While the market price of copper fluctuates on a daily basis, it has risen almost 18 percent since the beginning of the year, closing at $3.61 per pound Friday. The loads sellers bring to recycling yards vary from a few pounds to a few hundred pounds of metals, police say.
For the victims, the cost can be more devastating than the price it yields for thieves.
John Davis, a Lake Highlands dentist, said he has lost five air-conditioning units in the last six months.
"Everything short of having an armed guard in the back alley is not working," Dr. Davis said. He estimates that he has spent $15,000 to $20,000 to replace the units and two stolen security cameras, as well as to add welded cages around the remaining air-conditioning units.
Now we know that theory doesn't work. Most metal thieves are homeless people, addicts, and others with little to lose. As I've wondered previously, "If someone is a) uneducated, and b) willing to risk their lives, why would legislators think jacking up the penalty to a felony (as opposed to more vigorously enforcing misdemeanor statutes), would do anything but give them 'three hots and a cot' for a longer period on the taxpayers' dime?"
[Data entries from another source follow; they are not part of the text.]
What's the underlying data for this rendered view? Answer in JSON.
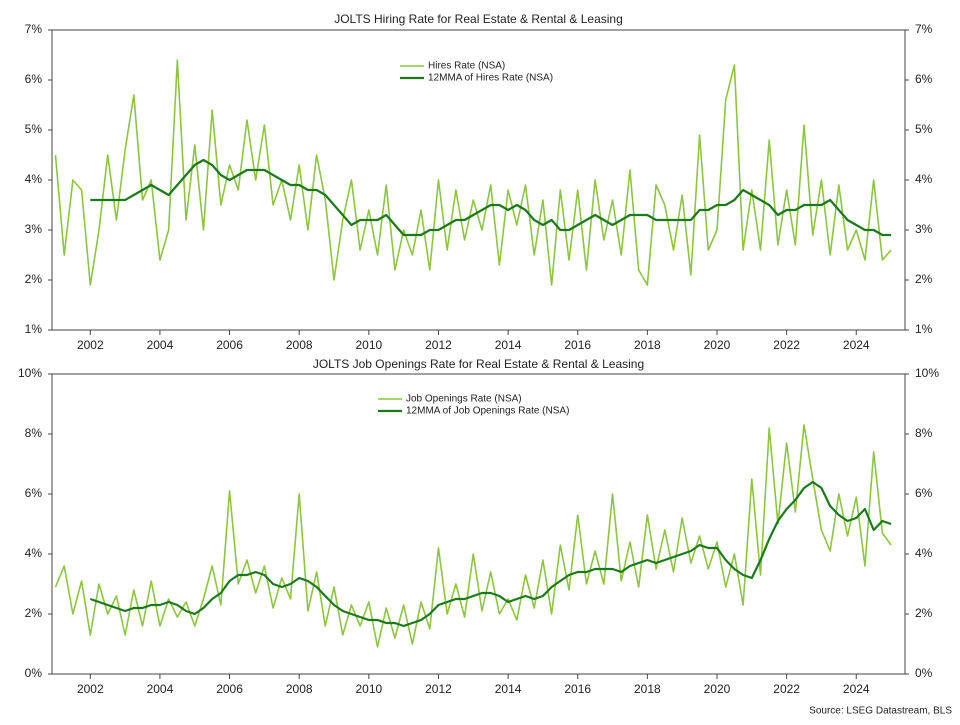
{
  "chart_data": [
    {
      "type": "line",
      "title": "JOLTS Hiring Rate for Real Estate & Rental & Leasing",
      "x": [
        2001,
        2001.25,
        2001.5,
        2001.75,
        2002,
        2002.25,
        2002.5,
        2002.75,
        2003,
        2003.25,
        2003.5,
        2003.75,
        2004,
        2004.25,
        2004.5,
        2004.75,
        2005,
        2005.25,
        2005.5,
        2005.75,
        2006,
        2006.25,
        2006.5,
        2006.75,
        2007,
        2007.25,
        2007.5,
        2007.75,
        2008,
        2008.25,
        2008.5,
        2008.75,
        2009,
        2009.25,
        2009.5,
        2009.75,
        2010,
        2010.25,
        2010.5,
        2010.75,
        2011,
        2011.25,
        2011.5,
        2011.75,
        2012,
        2012.25,
        2012.5,
        2012.75,
        2013,
        2013.25,
        2013.5,
        2013.75,
        2014,
        2014.25,
        2014.5,
        2014.75,
        2015,
        2015.25,
        2015.5,
        2015.75,
        2016,
        2016.25,
        2016.5,
        2016.75,
        2017,
        2017.25,
        2017.5,
        2017.75,
        2018,
        2018.25,
        2018.5,
        2018.75,
        2019,
        2019.25,
        2019.5,
        2019.75,
        2020,
        2020.25,
        2020.5,
        2020.75,
        2021,
        2021.25,
        2021.5,
        2021.75,
        2022,
        2022.25,
        2022.5,
        2022.75,
        2023,
        2023.25,
        2023.5,
        2023.75,
        2024,
        2024.25,
        2024.5,
        2024.75,
        2025
      ],
      "series": [
        {
          "name": "Hires Rate (NSA)",
          "color": "#8cc63f",
          "values": [
            4.5,
            2.5,
            4.0,
            3.8,
            1.9,
            3.0,
            4.5,
            3.2,
            4.6,
            5.7,
            3.6,
            4.0,
            2.4,
            3.0,
            6.4,
            3.2,
            4.7,
            3.0,
            5.4,
            3.5,
            4.3,
            3.8,
            5.2,
            4.0,
            5.1,
            3.5,
            4.0,
            3.2,
            4.3,
            3.0,
            4.5,
            3.6,
            2.0,
            3.2,
            4.0,
            2.6,
            3.4,
            2.5,
            3.9,
            2.2,
            3.0,
            2.5,
            3.4,
            2.2,
            4.0,
            2.6,
            3.8,
            2.8,
            3.6,
            3.0,
            3.9,
            2.3,
            3.8,
            3.1,
            3.9,
            2.5,
            3.6,
            1.9,
            3.8,
            2.4,
            3.8,
            2.2,
            4.0,
            2.8,
            3.6,
            2.5,
            4.2,
            2.2,
            1.9,
            3.9,
            3.5,
            2.6,
            3.7,
            2.1,
            4.9,
            2.6,
            3.0,
            5.6,
            6.3,
            2.6,
            3.8,
            2.6,
            4.8,
            2.7,
            3.8,
            2.7,
            5.1,
            2.9,
            4.0,
            2.5,
            3.9,
            2.6,
            3.0,
            2.4,
            4.0,
            2.4,
            2.6
          ]
        },
        {
          "name": "12MMA of Hires Rate (NSA)",
          "color": "#1a7a1a",
          "values": [
            null,
            null,
            null,
            null,
            3.6,
            3.6,
            3.6,
            3.6,
            3.6,
            3.7,
            3.8,
            3.9,
            3.8,
            3.7,
            3.9,
            4.1,
            4.3,
            4.4,
            4.3,
            4.1,
            4.0,
            4.1,
            4.2,
            4.2,
            4.2,
            4.1,
            4.0,
            3.9,
            3.9,
            3.8,
            3.8,
            3.7,
            3.5,
            3.3,
            3.1,
            3.2,
            3.2,
            3.2,
            3.3,
            3.1,
            2.9,
            2.9,
            2.9,
            3.0,
            3.0,
            3.1,
            3.2,
            3.2,
            3.3,
            3.4,
            3.5,
            3.5,
            3.4,
            3.5,
            3.4,
            3.2,
            3.1,
            3.2,
            3.0,
            3.0,
            3.1,
            3.2,
            3.3,
            3.2,
            3.1,
            3.2,
            3.3,
            3.3,
            3.3,
            3.2,
            3.2,
            3.2,
            3.2,
            3.2,
            3.4,
            3.4,
            3.5,
            3.5,
            3.6,
            3.8,
            3.7,
            3.6,
            3.5,
            3.3,
            3.4,
            3.4,
            3.5,
            3.5,
            3.5,
            3.6,
            3.4,
            3.2,
            3.1,
            3.0,
            3.0,
            2.9,
            2.9
          ]
        }
      ],
      "xlim": [
        2000.9,
        2025.4
      ],
      "xticks": [
        2002,
        2004,
        2006,
        2008,
        2010,
        2012,
        2014,
        2016,
        2018,
        2020,
        2022,
        2024
      ],
      "ylim": [
        1,
        7
      ],
      "yticks": [
        {
          "value": 1,
          "label": "1%"
        },
        {
          "value": 2,
          "label": "2%"
        },
        {
          "value": 3,
          "label": "3%"
        },
        {
          "value": 4,
          "label": "4%"
        },
        {
          "value": 5,
          "label": "5%"
        },
        {
          "value": 6,
          "label": "6%"
        },
        {
          "value": 7,
          "label": "7%"
        }
      ]
    },
    {
      "type": "line",
      "title": "JOLTS Job Openings Rate for Real Estate & Rental & Leasing",
      "x": [
        2001,
        2001.25,
        2001.5,
        2001.75,
        2002,
        2002.25,
        2002.5,
        2002.75,
        2003,
        2003.25,
        2003.5,
        2003.75,
        2004,
        2004.25,
        2004.5,
        2004.75,
        2005,
        2005.25,
        2005.5,
        2005.75,
        2006,
        2006.25,
        2006.5,
        2006.75,
        2007,
        2007.25,
        2007.5,
        2007.75,
        2008,
        2008.25,
        2008.5,
        2008.75,
        2009,
        2009.25,
        2009.5,
        2009.75,
        2010,
        2010.25,
        2010.5,
        2010.75,
        2011,
        2011.25,
        2011.5,
        2011.75,
        2012,
        2012.25,
        2012.5,
        2012.75,
        2013,
        2013.25,
        2013.5,
        2013.75,
        2014,
        2014.25,
        2014.5,
        2014.75,
        2015,
        2015.25,
        2015.5,
        2015.75,
        2016,
        2016.25,
        2016.5,
        2016.75,
        2017,
        2017.25,
        2017.5,
        2017.75,
        2018,
        2018.25,
        2018.5,
        2018.75,
        2019,
        2019.25,
        2019.5,
        2019.75,
        2020,
        2020.25,
        2020.5,
        2020.75,
        2021,
        2021.25,
        2021.5,
        2021.75,
        2022,
        2022.25,
        2022.5,
        2022.75,
        2023,
        2023.25,
        2023.5,
        2023.75,
        2024,
        2024.25,
        2024.5,
        2024.75,
        2025
      ],
      "series": [
        {
          "name": "Job Openings Rate (NSA)",
          "color": "#8cc63f",
          "values": [
            2.9,
            3.6,
            2.0,
            3.1,
            1.3,
            3.0,
            2.0,
            2.6,
            1.3,
            2.8,
            1.6,
            3.1,
            1.6,
            2.5,
            1.9,
            2.4,
            1.6,
            2.5,
            3.6,
            2.3,
            6.1,
            3.0,
            3.8,
            2.7,
            3.6,
            2.2,
            3.2,
            2.5,
            6.0,
            2.1,
            3.4,
            1.6,
            2.9,
            1.3,
            2.3,
            1.6,
            2.4,
            0.9,
            2.2,
            1.2,
            2.3,
            1.0,
            2.4,
            1.5,
            4.2,
            2.0,
            3.0,
            1.9,
            4.0,
            2.1,
            3.4,
            2.0,
            2.5,
            1.8,
            3.3,
            2.2,
            3.8,
            2.0,
            4.3,
            2.8,
            5.3,
            3.0,
            4.1,
            3.0,
            6.0,
            3.1,
            4.4,
            2.9,
            5.3,
            3.5,
            4.8,
            3.4,
            5.2,
            3.7,
            4.6,
            3.5,
            4.4,
            2.9,
            4.0,
            2.3,
            6.5,
            3.3,
            8.2,
            5.0,
            7.7,
            5.4,
            8.3,
            6.5,
            4.8,
            4.1,
            6.0,
            4.6,
            5.9,
            3.6,
            7.4,
            4.7,
            4.3
          ]
        },
        {
          "name": "12MMA of Job Openings Rate (NSA)",
          "color": "#1a7a1a",
          "values": [
            null,
            null,
            null,
            null,
            2.5,
            2.4,
            2.3,
            2.2,
            2.1,
            2.2,
            2.2,
            2.3,
            2.3,
            2.4,
            2.3,
            2.1,
            2.0,
            2.2,
            2.5,
            2.7,
            3.1,
            3.3,
            3.3,
            3.4,
            3.3,
            3.0,
            2.9,
            3.0,
            3.2,
            3.1,
            2.9,
            2.6,
            2.3,
            2.1,
            2.0,
            1.9,
            1.8,
            1.8,
            1.7,
            1.7,
            1.6,
            1.7,
            1.8,
            2.0,
            2.3,
            2.4,
            2.5,
            2.5,
            2.6,
            2.7,
            2.7,
            2.6,
            2.4,
            2.5,
            2.6,
            2.5,
            2.6,
            2.9,
            3.1,
            3.3,
            3.4,
            3.4,
            3.5,
            3.5,
            3.5,
            3.4,
            3.6,
            3.7,
            3.8,
            3.7,
            3.8,
            3.9,
            4.0,
            4.1,
            4.3,
            4.2,
            4.2,
            3.8,
            3.5,
            3.3,
            3.2,
            3.8,
            4.5,
            5.1,
            5.5,
            5.8,
            6.2,
            6.4,
            6.2,
            5.6,
            5.3,
            5.1,
            5.2,
            5.5,
            4.8,
            5.1,
            5.0
          ]
        }
      ],
      "xlim": [
        2000.9,
        2025.4
      ],
      "xticks": [
        2002,
        2004,
        2006,
        2008,
        2010,
        2012,
        2014,
        2016,
        2018,
        2020,
        2022,
        2024
      ],
      "ylim": [
        0,
        10
      ],
      "yticks": [
        {
          "value": 0,
          "label": "0%"
        },
        {
          "value": 2,
          "label": "2%"
        },
        {
          "value": 4,
          "label": "4%"
        },
        {
          "value": 6,
          "label": "6%"
        },
        {
          "value": 8,
          "label": "8%"
        },
        {
          "value": 10,
          "label": "10%"
        }
      ]
    }
  ],
  "source": "Source: LSEG Datastream, BLS"
}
Rather than help solve the problem of metal thievery, more thefts occurred since the new statute was enacted. IMO that's because the idea behind the law was based on a flawed economic model: That penalties are a "cost" for offenders, so raising it reduces crime by raising the price paid for committing it. When you're homeless and so desperate you're willing to risk electrocution to steal a $50 worth of copper wire, that economic model collapses. No can provide incentives strong enough to counter starvation.
This is a circumstance where changing tactics is more important than changing laws. What's really needed is better enforcement against the handful of recycling businesses that purchase scrap metal, a much more accessible target that's more likely to comply with the laws if they're enforced. Earlier this year, a comment at the User Forum on the DA Association's website described a strategy used in Houston that seems more likely to yield results:
Undercover police officers would go to scrap metal dealers posing as employees of an air conditioning company. They told the operators of several scrap metal places that they wanted to sell the coils from air conditioning units. But, they would ask if the dealer ever did business with the company that hey "purportedly" worked for. They didn't want someone from their company or their boss to show up while they were trying to sell the coils. They made it clear that they were stealing the coils from their employer and wanted cash for the copper in the coils. All of this was recorded. They wouldn''t arrest anyone at that time but just sell them the coils. After they visited several places on more than one occasion each selling "stolen" coils to them the officers then met with me and I drafted search warrants of each location for documentation of the purchase of the items. Texas law requires that they document the purchases. In every purchase, the owners of the scrap metal dealership would fill out a receipt, as required by Texas law, but they put in phony names and dates, which we could substantiate from the taped recordings of the purchase.If recyclers won't purchase stolen scrap metal, thieves will stop stealing it. Simple as that. There was no sense in increasing penalties for metal thieves, and doing so hasn't reduced crime nearly as much as it would just to enforce existing, un-"enhanced" laws against scrap metal dealers.